你現在這樣做了,但我想,也許你離得太遠了……“
林雪茵咀嚼著老父的話,他是對的:夫妻之間的確應有適度的距離,但她卻
跑得太遠了,以至于無論在肉體上還是精神上,她都不再是一個男人的妻子了!
也許她壓根兒就沒有想做他的妻子。
現在,有兩條路擺在了林雪茵面前,一是繼續跑遠;二是縮短距離。
“……年輕人呢,向往自由,但自由只是一種烏托幫,談一談無所謂,不能
當真!”農學家機械地搖著扇子,像個算卦的瞎眼術士,他的聲音帶著一種怪味,
大概是因為時間太久了的緣故。他說:“婚姻是女人的宿命,也是一種挑戰,你
也許永遠是個失敗者。到老了之后,你會后悔,就像你母親那樣,但它不可能是
先驗的。……與其后悔兩次,倒不如只后悔一次算了。

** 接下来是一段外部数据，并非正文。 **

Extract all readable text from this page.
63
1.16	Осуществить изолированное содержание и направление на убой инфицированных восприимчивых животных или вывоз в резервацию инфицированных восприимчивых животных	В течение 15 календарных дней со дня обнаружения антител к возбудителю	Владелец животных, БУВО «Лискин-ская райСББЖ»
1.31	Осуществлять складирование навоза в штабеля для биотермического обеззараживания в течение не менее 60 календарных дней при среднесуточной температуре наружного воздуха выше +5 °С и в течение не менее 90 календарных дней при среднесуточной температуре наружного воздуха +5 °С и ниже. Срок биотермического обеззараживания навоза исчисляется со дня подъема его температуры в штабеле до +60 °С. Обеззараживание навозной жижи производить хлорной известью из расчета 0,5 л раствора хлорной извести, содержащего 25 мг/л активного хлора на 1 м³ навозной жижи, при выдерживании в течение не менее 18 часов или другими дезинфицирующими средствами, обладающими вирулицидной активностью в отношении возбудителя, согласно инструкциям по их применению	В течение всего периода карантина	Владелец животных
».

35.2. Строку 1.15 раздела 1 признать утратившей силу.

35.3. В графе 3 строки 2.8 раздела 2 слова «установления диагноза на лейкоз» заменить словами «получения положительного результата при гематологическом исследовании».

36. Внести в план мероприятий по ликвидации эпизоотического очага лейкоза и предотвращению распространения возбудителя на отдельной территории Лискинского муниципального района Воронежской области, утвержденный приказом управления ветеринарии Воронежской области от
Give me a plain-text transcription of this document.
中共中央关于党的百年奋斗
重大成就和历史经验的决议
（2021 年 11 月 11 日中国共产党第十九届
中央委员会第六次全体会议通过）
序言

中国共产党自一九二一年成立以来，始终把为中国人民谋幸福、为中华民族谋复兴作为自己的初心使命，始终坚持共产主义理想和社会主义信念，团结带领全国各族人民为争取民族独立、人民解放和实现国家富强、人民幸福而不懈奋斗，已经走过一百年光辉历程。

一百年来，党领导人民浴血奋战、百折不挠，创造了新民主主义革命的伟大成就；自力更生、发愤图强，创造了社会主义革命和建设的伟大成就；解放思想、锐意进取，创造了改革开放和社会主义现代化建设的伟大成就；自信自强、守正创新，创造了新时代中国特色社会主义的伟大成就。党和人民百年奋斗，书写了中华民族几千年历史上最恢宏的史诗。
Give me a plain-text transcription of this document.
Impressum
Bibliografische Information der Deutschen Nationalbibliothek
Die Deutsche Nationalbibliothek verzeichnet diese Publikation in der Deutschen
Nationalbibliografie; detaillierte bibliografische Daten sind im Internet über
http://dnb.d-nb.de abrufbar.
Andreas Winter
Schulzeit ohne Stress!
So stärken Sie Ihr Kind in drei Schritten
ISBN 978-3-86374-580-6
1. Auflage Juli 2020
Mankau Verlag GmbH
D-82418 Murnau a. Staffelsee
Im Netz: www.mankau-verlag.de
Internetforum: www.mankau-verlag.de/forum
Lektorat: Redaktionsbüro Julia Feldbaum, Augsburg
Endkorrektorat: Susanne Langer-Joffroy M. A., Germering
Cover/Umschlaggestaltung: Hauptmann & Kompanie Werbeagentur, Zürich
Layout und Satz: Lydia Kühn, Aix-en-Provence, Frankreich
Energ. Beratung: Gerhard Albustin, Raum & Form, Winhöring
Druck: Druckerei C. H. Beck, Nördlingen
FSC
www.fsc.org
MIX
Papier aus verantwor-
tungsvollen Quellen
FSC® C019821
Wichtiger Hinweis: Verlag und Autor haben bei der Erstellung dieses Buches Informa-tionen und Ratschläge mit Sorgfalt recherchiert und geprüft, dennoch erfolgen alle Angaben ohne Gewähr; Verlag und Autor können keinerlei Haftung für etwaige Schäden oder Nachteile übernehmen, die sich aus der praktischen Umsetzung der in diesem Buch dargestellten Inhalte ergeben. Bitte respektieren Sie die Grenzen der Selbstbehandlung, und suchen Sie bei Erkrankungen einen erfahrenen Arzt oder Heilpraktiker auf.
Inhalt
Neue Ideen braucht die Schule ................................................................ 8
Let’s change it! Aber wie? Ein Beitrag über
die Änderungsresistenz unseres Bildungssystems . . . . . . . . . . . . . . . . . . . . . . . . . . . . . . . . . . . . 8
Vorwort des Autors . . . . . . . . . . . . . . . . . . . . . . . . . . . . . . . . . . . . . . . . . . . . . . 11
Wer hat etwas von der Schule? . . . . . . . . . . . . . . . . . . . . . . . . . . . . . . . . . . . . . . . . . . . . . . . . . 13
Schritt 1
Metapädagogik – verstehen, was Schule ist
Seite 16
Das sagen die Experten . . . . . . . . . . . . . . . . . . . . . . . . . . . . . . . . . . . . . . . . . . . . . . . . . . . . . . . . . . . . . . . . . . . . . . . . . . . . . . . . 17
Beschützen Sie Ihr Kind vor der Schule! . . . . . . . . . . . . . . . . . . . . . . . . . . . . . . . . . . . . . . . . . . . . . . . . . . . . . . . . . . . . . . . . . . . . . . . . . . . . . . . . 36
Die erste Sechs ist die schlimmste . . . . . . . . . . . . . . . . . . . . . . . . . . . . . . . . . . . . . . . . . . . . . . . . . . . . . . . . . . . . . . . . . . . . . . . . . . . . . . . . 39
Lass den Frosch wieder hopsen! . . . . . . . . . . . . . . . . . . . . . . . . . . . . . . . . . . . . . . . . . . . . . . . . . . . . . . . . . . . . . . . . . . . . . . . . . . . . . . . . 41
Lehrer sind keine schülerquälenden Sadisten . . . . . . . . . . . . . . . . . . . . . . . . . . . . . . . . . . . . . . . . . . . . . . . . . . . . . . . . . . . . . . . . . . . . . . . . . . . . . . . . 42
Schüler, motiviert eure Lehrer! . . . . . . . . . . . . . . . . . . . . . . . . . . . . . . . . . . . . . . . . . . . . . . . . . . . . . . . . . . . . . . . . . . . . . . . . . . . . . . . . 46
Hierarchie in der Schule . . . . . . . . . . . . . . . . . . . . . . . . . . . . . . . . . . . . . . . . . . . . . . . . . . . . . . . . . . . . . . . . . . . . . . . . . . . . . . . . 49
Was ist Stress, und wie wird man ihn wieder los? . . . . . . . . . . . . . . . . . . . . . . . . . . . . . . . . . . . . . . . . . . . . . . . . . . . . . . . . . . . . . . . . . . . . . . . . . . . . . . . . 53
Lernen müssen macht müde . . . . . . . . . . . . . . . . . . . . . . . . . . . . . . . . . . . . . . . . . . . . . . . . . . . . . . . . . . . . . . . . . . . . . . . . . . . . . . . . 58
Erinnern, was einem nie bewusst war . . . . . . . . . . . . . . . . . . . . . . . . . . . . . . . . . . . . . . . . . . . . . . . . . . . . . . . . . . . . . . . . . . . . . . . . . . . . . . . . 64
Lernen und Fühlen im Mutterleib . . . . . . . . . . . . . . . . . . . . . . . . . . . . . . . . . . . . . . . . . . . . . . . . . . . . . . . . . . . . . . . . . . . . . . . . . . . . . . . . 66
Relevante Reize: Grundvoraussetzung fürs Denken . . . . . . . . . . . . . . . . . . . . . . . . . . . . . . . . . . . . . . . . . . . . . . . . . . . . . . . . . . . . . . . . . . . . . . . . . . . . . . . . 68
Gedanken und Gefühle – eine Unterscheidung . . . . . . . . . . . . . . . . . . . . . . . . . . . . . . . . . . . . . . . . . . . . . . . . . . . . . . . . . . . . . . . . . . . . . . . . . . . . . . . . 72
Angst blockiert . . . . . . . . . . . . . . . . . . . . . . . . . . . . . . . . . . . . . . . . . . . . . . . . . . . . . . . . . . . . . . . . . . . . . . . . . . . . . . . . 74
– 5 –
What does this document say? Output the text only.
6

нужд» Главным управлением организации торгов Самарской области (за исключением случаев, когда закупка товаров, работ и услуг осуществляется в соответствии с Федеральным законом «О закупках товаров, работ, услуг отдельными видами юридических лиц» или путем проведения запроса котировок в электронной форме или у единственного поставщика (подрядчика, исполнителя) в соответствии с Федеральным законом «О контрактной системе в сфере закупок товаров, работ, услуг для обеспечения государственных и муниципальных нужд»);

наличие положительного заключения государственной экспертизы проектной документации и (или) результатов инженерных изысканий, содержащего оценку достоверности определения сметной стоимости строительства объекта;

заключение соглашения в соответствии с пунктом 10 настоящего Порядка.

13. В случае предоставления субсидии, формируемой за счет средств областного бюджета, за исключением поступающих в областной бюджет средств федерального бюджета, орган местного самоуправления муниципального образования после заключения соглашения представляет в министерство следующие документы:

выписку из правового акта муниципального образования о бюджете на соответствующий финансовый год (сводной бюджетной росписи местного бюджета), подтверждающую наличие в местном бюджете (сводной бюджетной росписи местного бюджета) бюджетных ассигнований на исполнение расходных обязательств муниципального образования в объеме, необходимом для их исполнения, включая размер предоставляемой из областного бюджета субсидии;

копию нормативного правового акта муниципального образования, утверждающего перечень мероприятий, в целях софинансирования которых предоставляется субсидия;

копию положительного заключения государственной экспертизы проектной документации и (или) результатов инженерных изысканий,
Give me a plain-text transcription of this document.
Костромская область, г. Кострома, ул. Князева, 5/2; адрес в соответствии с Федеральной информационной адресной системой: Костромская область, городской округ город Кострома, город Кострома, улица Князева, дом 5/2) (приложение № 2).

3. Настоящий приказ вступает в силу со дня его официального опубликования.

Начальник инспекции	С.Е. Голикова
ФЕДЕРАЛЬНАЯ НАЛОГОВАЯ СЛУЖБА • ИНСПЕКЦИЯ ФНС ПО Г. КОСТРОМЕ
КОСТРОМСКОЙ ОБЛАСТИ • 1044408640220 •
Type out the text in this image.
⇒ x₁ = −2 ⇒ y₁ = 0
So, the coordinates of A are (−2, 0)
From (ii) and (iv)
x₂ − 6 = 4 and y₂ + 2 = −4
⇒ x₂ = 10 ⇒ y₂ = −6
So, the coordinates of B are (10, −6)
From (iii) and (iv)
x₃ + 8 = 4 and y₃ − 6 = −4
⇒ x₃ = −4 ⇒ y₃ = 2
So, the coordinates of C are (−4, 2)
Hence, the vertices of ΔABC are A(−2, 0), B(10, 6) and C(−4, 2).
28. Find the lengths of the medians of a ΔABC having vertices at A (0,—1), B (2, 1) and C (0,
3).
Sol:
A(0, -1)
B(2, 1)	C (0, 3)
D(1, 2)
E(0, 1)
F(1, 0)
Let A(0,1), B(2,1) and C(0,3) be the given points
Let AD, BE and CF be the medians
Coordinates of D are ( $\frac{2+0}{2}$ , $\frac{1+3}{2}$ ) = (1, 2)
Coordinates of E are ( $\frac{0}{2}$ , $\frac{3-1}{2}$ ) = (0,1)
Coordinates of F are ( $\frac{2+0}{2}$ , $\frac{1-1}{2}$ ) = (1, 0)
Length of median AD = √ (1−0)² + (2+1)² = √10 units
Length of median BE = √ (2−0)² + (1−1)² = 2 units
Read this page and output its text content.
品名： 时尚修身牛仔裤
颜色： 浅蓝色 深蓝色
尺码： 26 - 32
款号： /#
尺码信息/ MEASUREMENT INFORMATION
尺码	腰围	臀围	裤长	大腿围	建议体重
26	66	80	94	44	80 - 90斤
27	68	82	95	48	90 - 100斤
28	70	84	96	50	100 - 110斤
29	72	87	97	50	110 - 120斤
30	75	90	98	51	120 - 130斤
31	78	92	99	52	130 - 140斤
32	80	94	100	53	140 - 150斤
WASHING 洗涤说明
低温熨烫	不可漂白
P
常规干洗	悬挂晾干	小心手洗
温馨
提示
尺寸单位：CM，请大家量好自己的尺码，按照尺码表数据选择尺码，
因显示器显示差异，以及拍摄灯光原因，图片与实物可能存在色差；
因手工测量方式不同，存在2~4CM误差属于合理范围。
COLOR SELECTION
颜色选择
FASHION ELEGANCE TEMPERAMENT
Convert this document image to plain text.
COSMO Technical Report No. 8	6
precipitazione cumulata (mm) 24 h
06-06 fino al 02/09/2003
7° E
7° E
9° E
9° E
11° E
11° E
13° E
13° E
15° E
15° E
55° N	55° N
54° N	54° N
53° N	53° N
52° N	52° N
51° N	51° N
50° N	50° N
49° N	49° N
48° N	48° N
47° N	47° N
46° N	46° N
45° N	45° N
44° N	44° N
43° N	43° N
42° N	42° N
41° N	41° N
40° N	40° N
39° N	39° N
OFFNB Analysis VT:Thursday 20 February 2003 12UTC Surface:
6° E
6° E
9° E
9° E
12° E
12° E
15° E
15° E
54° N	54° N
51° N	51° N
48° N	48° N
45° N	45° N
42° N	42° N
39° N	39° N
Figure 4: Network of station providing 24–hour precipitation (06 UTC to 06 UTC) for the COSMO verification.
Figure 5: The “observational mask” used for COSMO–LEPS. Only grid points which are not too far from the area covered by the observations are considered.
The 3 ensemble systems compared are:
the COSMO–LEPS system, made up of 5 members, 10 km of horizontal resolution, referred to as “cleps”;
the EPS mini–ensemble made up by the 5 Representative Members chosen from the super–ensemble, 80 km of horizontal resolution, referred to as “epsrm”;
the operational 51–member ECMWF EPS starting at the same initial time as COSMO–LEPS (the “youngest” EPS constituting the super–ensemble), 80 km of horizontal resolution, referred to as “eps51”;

”
林雪茵聽出父親話中有話,但她沒有問,她知道自己該怎么做!
羊革來的時候,天已經黑了。他站在門口的暗影里,一句話也不說,林雪茵
嚇了一跳:“你是誰?”
“我找到你了。”他說。
林雪茵一陣顫栗,想一下子投入這個懷抱。但林鋒教授問:“是誰啊?”
林雪茵克制住情緒,讓羊革進了客廳。
林鋒教授聽說羊革是林雪茵的同事,眼里掠過一絲不信任的神色,但什么也
沒說。
羊革的奇特外貌讓林雪茵的母親吃了一驚,林雪茵說:“他是個畫家。”仿
佛畫家的形象就應該是羊革這種派頭。
羊革顯然沒有心思同兩個滿腹狐疑的老人寒喧。
林雪茵故作鎮靜地把他領進了她的臥室。
“你怎么找到我的?”林雪茵轉過身,十幾天的分別,使她拘謹了一些。而
羊革卻幾乎完全成了一張羊皮,全身只有一雙眼睛在燃燒,但那已經足以表明他
的熱情了。
“羊子有你們家的地址。”
“但那是舊的,那棟樓早就拆掉了。”
“我可以聞到你。”他說,向前走了一步。
林雪茵的皮膚一下子清涼起來,似乎山城的酷暑突然間結束了。
“你又瘦了。”林雪茵聲音顫抖地說,“頭發也長了,這些天你怎么過的?”
“想你。”羊革靠過來。
男人身上熟悉的熱氣撲面而來,林雪茵覺著自己的心融成一汪清水。
“可羊子說你走了。”林雪茵有些哽咽了。